Inleiding
Dit document beschrijft het type certificaat dat moet worden gebruikt voor HTTPS-decryptie op een Cisco Web Security Applicatie (WSA).
Overzicht van certificaten
De WSA heeft de mogelijkheid om een geldig certificaat en privésleutel te gebruiken voor gebruik met HTTPS-decryptie. Er kan echter verwarring zijn over het type certificaat dat moet worden gebruikt, omdat niet alle x.509-certificaten werken.
Er zijn twee belangrijke typen certificaten: Servercertificaten en Root-certificaten. Alle x.509-certificaten bevatten een veld Basisbeperkingen, dat het type certificaat identificeert:
- Onderwerp Type=End-entiteit - Servercertificaat
- Onderwerptype=CA - basiscertificaat
Opmerking: u moet een basiscertificaat gebruiken, ook aangeduid als een certificaat van de certificeringsinstantie (CA) die het certificaat ondertekent, voor HTTPS-decryptie op de WSA.
Root-certificaten
Een Root-certificaat wordt specifiek aangemaakt om servercertificaten te ondertekenen. U kunt uw eigen CA maken en gebruiken en uw eigen servercertificaten ondertekenen.
Opmerking: aangezien een basiscertificaat alleen andere certificaten ondertekent, kan het niet worden gebruikt op een webserver om HTTPS-encryptie en decryptie uit te voeren.
De WSA moet een Root-certificaat gebruiken om actief servercertificaten voor HTTPS-decryptie te genereren.
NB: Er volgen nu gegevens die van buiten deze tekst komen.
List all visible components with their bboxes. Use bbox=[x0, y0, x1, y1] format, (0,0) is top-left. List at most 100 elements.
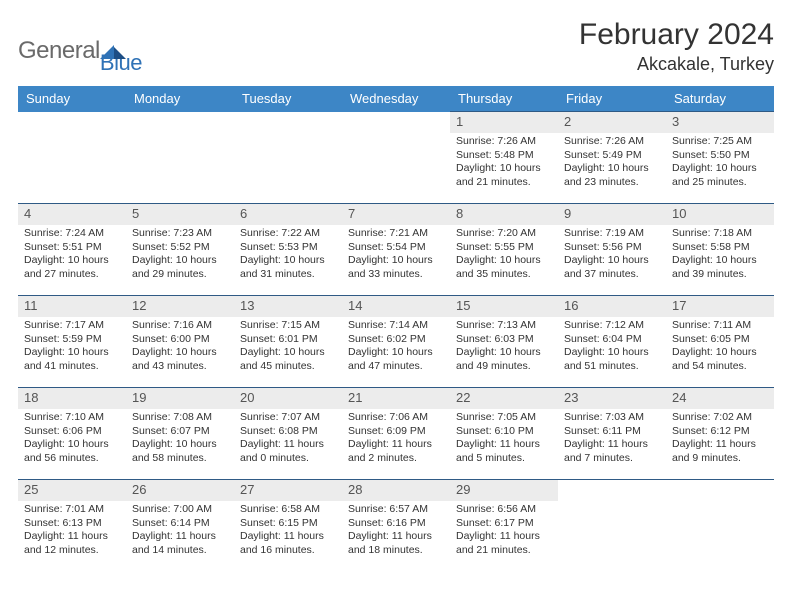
calendar-day-cell: 3Sunrise: 7:25 AMSunset: 5:50 PMDaylight… bbox=[666, 112, 774, 204]
brand-triangle-icon bbox=[100, 41, 128, 61]
calendar-day-cell: . bbox=[234, 112, 342, 204]
daylight-text: Daylight: 11 hours bbox=[240, 438, 336, 452]
day-details: Sunrise: 7:16 AMSunset: 6:00 PMDaylight:… bbox=[132, 319, 228, 374]
calendar-page: General Blue February 2024 Akcakale, Tur… bbox=[0, 0, 792, 612]
day-number: 17 bbox=[666, 296, 774, 317]
daylight-text: Daylight: 11 hours bbox=[672, 438, 768, 452]
sunset-text: Sunset: 6:12 PM bbox=[672, 425, 768, 439]
calendar-day-cell: 26Sunrise: 7:00 AMSunset: 6:14 PMDayligh… bbox=[126, 480, 234, 572]
calendar-day-cell: 28Sunrise: 6:57 AMSunset: 6:16 PMDayligh… bbox=[342, 480, 450, 572]
sunset-text: Sunset: 5:54 PM bbox=[348, 241, 444, 255]
day-details: Sunrise: 6:57 AMSunset: 6:16 PMDaylight:… bbox=[348, 503, 444, 558]
sunrise-text: Sunrise: 7:16 AM bbox=[132, 319, 228, 333]
calendar-day-cell: 21Sunrise: 7:06 AMSunset: 6:09 PMDayligh… bbox=[342, 388, 450, 480]
sunset-text: Sunset: 5:50 PM bbox=[672, 149, 768, 163]
daylight-text: and 56 minutes. bbox=[24, 452, 120, 466]
month-title: February 2024 bbox=[579, 18, 774, 52]
calendar-week-row: 4Sunrise: 7:24 AMSunset: 5:51 PMDaylight… bbox=[18, 204, 774, 296]
day-number: 18 bbox=[18, 388, 126, 409]
daylight-text: and 14 minutes. bbox=[132, 544, 228, 558]
calendar-week-row: 25Sunrise: 7:01 AMSunset: 6:13 PMDayligh… bbox=[18, 480, 774, 572]
sunrise-text: Sunrise: 7:05 AM bbox=[456, 411, 552, 425]
sunset-text: Sunset: 5:58 PM bbox=[672, 241, 768, 255]
day-number: 23 bbox=[558, 388, 666, 409]
day-details: Sunrise: 7:13 AMSunset: 6:03 PMDaylight:… bbox=[456, 319, 552, 374]
day-details: Sunrise: 7:03 AMSunset: 6:11 PMDaylight:… bbox=[564, 411, 660, 466]
daylight-text: Daylight: 10 hours bbox=[24, 438, 120, 452]
daylight-text: Daylight: 11 hours bbox=[132, 530, 228, 544]
calendar-day-cell: 24Sunrise: 7:02 AMSunset: 6:12 PMDayligh… bbox=[666, 388, 774, 480]
weekday-header: Thursday bbox=[450, 86, 558, 112]
day-number: 29 bbox=[450, 480, 558, 501]
calendar-day-cell: . bbox=[126, 112, 234, 204]
title-block: February 2024 Akcakale, Turkey bbox=[579, 18, 774, 75]
daylight-text: and 47 minutes. bbox=[348, 360, 444, 374]
sunset-text: Sunset: 6:09 PM bbox=[348, 425, 444, 439]
daylight-text: and 45 minutes. bbox=[240, 360, 336, 374]
daylight-text: and 58 minutes. bbox=[132, 452, 228, 466]
daylight-text: Daylight: 10 hours bbox=[24, 254, 120, 268]
calendar-day-cell: 9Sunrise: 7:19 AMSunset: 5:56 PMDaylight… bbox=[558, 204, 666, 296]
sunrise-text: Sunrise: 7:22 AM bbox=[240, 227, 336, 241]
daylight-text: and 31 minutes. bbox=[240, 268, 336, 282]
daylight-text: and 51 minutes. bbox=[564, 360, 660, 374]
sunset-text: Sunset: 5:53 PM bbox=[240, 241, 336, 255]
sunset-text: Sunset: 6:15 PM bbox=[240, 517, 336, 531]
day-details: Sunrise: 7:26 AMSunset: 5:49 PMDaylight:… bbox=[564, 135, 660, 190]
calendar-day-cell: 2Sunrise: 7:26 AMSunset: 5:49 PMDaylight… bbox=[558, 112, 666, 204]
day-details: Sunrise: 7:26 AMSunset: 5:48 PMDaylight:… bbox=[456, 135, 552, 190]
sunset-text: Sunset: 6:14 PM bbox=[132, 517, 228, 531]
location-subtitle: Akcakale, Turkey bbox=[579, 54, 774, 75]
day-details: Sunrise: 7:23 AMSunset: 5:52 PMDaylight:… bbox=[132, 227, 228, 282]
sunrise-text: Sunrise: 7:26 AM bbox=[564, 135, 660, 149]
daylight-text: Daylight: 11 hours bbox=[240, 530, 336, 544]
sunrise-text: Sunrise: 7:20 AM bbox=[456, 227, 552, 241]
daylight-text: and 49 minutes. bbox=[456, 360, 552, 374]
daylight-text: Daylight: 10 hours bbox=[456, 254, 552, 268]
day-details: Sunrise: 7:08 AMSunset: 6:07 PMDaylight:… bbox=[132, 411, 228, 466]
day-number: 5 bbox=[126, 204, 234, 225]
daylight-text: and 21 minutes. bbox=[456, 176, 552, 190]
day-number: 4 bbox=[18, 204, 126, 225]
sunrise-text: Sunrise: 7:26 AM bbox=[456, 135, 552, 149]
sunrise-text: Sunrise: 7:01 AM bbox=[24, 503, 120, 517]
sunset-text: Sunset: 6:16 PM bbox=[348, 517, 444, 531]
sunrise-text: Sunrise: 7:10 AM bbox=[24, 411, 120, 425]
day-number: 14 bbox=[342, 296, 450, 317]
day-number: 26 bbox=[126, 480, 234, 501]
day-details: Sunrise: 7:01 AMSunset: 6:13 PMDaylight:… bbox=[24, 503, 120, 558]
day-number: 10 bbox=[666, 204, 774, 225]
sunrise-text: Sunrise: 6:56 AM bbox=[456, 503, 552, 517]
daylight-text: Daylight: 10 hours bbox=[348, 254, 444, 268]
day-number: 11 bbox=[18, 296, 126, 317]
day-number: 8 bbox=[450, 204, 558, 225]
weekday-header: Tuesday bbox=[234, 86, 342, 112]
daylight-text: Daylight: 11 hours bbox=[348, 530, 444, 544]
day-details: Sunrise: 7:18 AMSunset: 5:58 PMDaylight:… bbox=[672, 227, 768, 282]
sunrise-text: Sunrise: 7:18 AM bbox=[672, 227, 768, 241]
calendar-day-cell: 27Sunrise: 6:58 AMSunset: 6:15 PMDayligh… bbox=[234, 480, 342, 572]
daylight-text: Daylight: 10 hours bbox=[240, 254, 336, 268]
day-number: 15 bbox=[450, 296, 558, 317]
daylight-text: and 18 minutes. bbox=[348, 544, 444, 558]
day-number: 28 bbox=[342, 480, 450, 501]
daylight-text: and 39 minutes. bbox=[672, 268, 768, 282]
daylight-text: Daylight: 10 hours bbox=[672, 346, 768, 360]
sunset-text: Sunset: 5:52 PM bbox=[132, 241, 228, 255]
daylight-text: and 23 minutes. bbox=[564, 176, 660, 190]
sunrise-text: Sunrise: 7:07 AM bbox=[240, 411, 336, 425]
day-details: Sunrise: 7:14 AMSunset: 6:02 PMDaylight:… bbox=[348, 319, 444, 374]
sunset-text: Sunset: 6:08 PM bbox=[240, 425, 336, 439]
day-number: 22 bbox=[450, 388, 558, 409]
calendar-day-cell: 13Sunrise: 7:15 AMSunset: 6:01 PMDayligh… bbox=[234, 296, 342, 388]
sunrise-text: Sunrise: 7:17 AM bbox=[24, 319, 120, 333]
daylight-text: and 5 minutes. bbox=[456, 452, 552, 466]
sunrise-text: Sunrise: 7:14 AM bbox=[348, 319, 444, 333]
sunset-text: Sunset: 5:59 PM bbox=[24, 333, 120, 347]
daylight-text: and 2 minutes. bbox=[348, 452, 444, 466]
calendar-day-cell: . bbox=[666, 480, 774, 572]
day-number: 2 bbox=[558, 112, 666, 133]
sunset-text: Sunset: 6:11 PM bbox=[564, 425, 660, 439]
calendar-day-cell: 16Sunrise: 7:12 AMSunset: 6:04 PMDayligh… bbox=[558, 296, 666, 388]
calendar-day-cell: . bbox=[558, 480, 666, 572]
Er zijn twee opties beschikbaar voor gebruik van het basiscertificaat:
- Genereer een basiscertificaat op de WSA. De WSA maakt zijn eigen Root-certificaat en privésleutel en gebruikt dit sleutelpaar om servercertificaten te ondertekenen.
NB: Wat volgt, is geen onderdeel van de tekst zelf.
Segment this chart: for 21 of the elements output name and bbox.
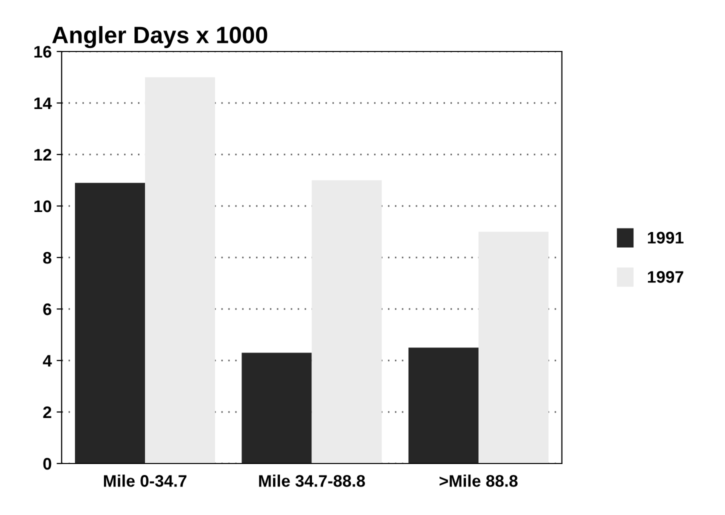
bar [408,348,478,464]
y-tick-label: 16 [34,46,52,58]
bar [478,232,549,464]
bar [242,352,312,464]
bar [74,182,145,464]
chart-title: Angler Days x 1000 [52,26,268,48]
y-tick-label: 8 [43,252,52,264]
y-tick-label: 12 [34,148,52,161]
x-tick-label: Mile 34.7-88.8 [259,474,365,487]
y-tick-label: 2 [43,406,52,418]
y-tick-label: 10 [34,200,52,212]
x-tick-label: >Mile 88.8 [440,474,518,487]
y-tick-label: 4 [42,355,52,367]
y-tick-label: 14 [34,98,52,110]
bar [145,77,216,464]
y-tick-label: 6 [43,303,52,316]
y-tick-label: 0 [43,458,52,470]
legend-label: 1997 [648,271,684,283]
bar [312,180,382,464]
legend-label: 1991 [648,232,684,244]
x-tick-label: Mile 0-34.7 [104,474,186,487]
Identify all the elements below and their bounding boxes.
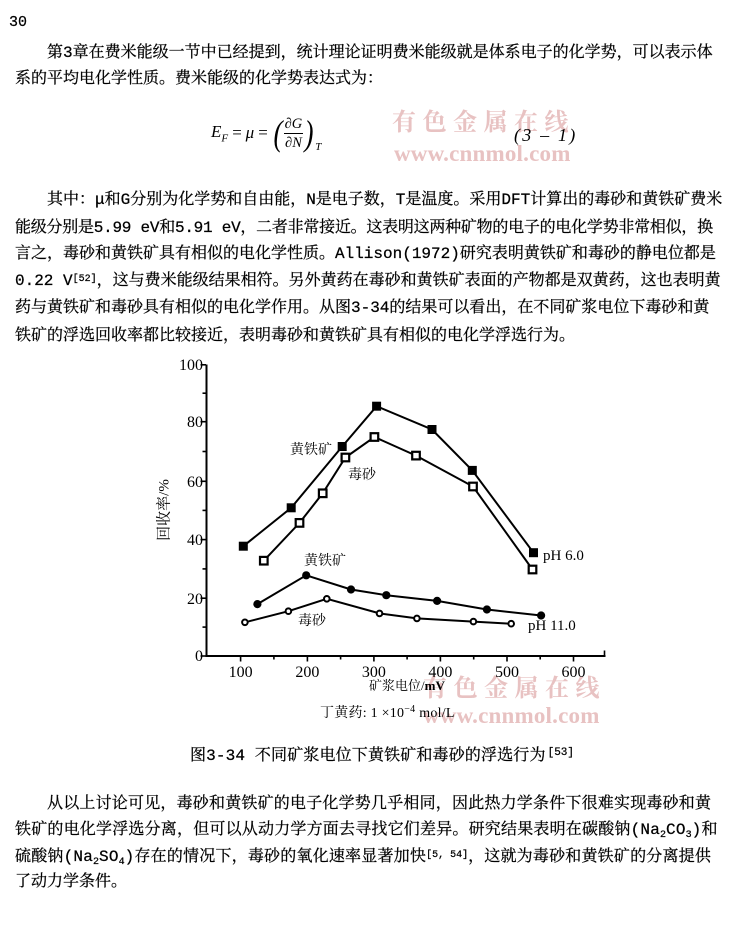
svg-text:丁黄药: 1 ×10−4 mol/L: 丁黄药: 1 ×10−4 mol/L — [320, 704, 455, 721]
svg-text:pH 11.0: pH 11.0 — [528, 618, 576, 634]
svg-text:矿浆电位/mV: 矿浆电位/mV — [369, 678, 445, 693]
svg-text:300: 300 — [362, 664, 386, 681]
svg-text:60: 60 — [187, 474, 203, 491]
svg-text:40: 40 — [187, 532, 203, 549]
svg-text:400: 400 — [428, 664, 452, 681]
svg-text:毒砂: 毒砂 — [298, 612, 327, 628]
svg-text:0: 0 — [195, 648, 203, 665]
svg-text:80: 80 — [187, 414, 203, 431]
svg-text:100: 100 — [229, 664, 253, 681]
svg-text:回收率/%: 回收率/% — [156, 479, 173, 541]
svg-text:600: 600 — [562, 664, 586, 681]
svg-text:黄铁矿: 黄铁矿 — [290, 441, 332, 457]
svg-text:500: 500 — [495, 664, 519, 681]
svg-text:100: 100 — [179, 357, 203, 374]
svg-text:毒砂: 毒砂 — [348, 466, 377, 482]
svg-text:200: 200 — [295, 664, 319, 681]
svg-text:20: 20 — [187, 591, 203, 608]
svg-text:黄铁矿: 黄铁矿 — [304, 552, 346, 568]
svg-text:pH 6.0: pH 6.0 — [543, 548, 584, 564]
- U kunt een huidig Root-certificaat en de bijbehorende privésleutel uploaden naar de WSA. Het veld Common Name (CN) in een Root-certificaat identificeert de entiteit (meestal een bedrijfsnaam) die alle servercertificaten vertrouwt die zijn handtekening bevatten.
Opmerking: voordat een servercertificaat kan worden vertrouwd, moet het worden ondertekend door een Root-certificaat dat een openbare sleutel heeft die in de webbrowser aanwezig is.
Servercertificaten
Er wordt een servercertificaat aangemaakt dat specifiek moet worden gebruikt voor HTTPS-encryptie en -decryptie en om de authenticiteit van een specifieke server te verifiëren. Servercertificaten worden ondertekend door een CA met gebruik van het CA Root-certificaat. Een veel voorkomend voorbeeld van CA is VeriSign of Thawte.
Opmerking: een servercertificaat kan niet worden gebruikt voor het ondertekenen van andere certificaten. Daarom werkt HTTPS-decryptie niet als er een servercertificaat is geïnstalleerd op de WSA.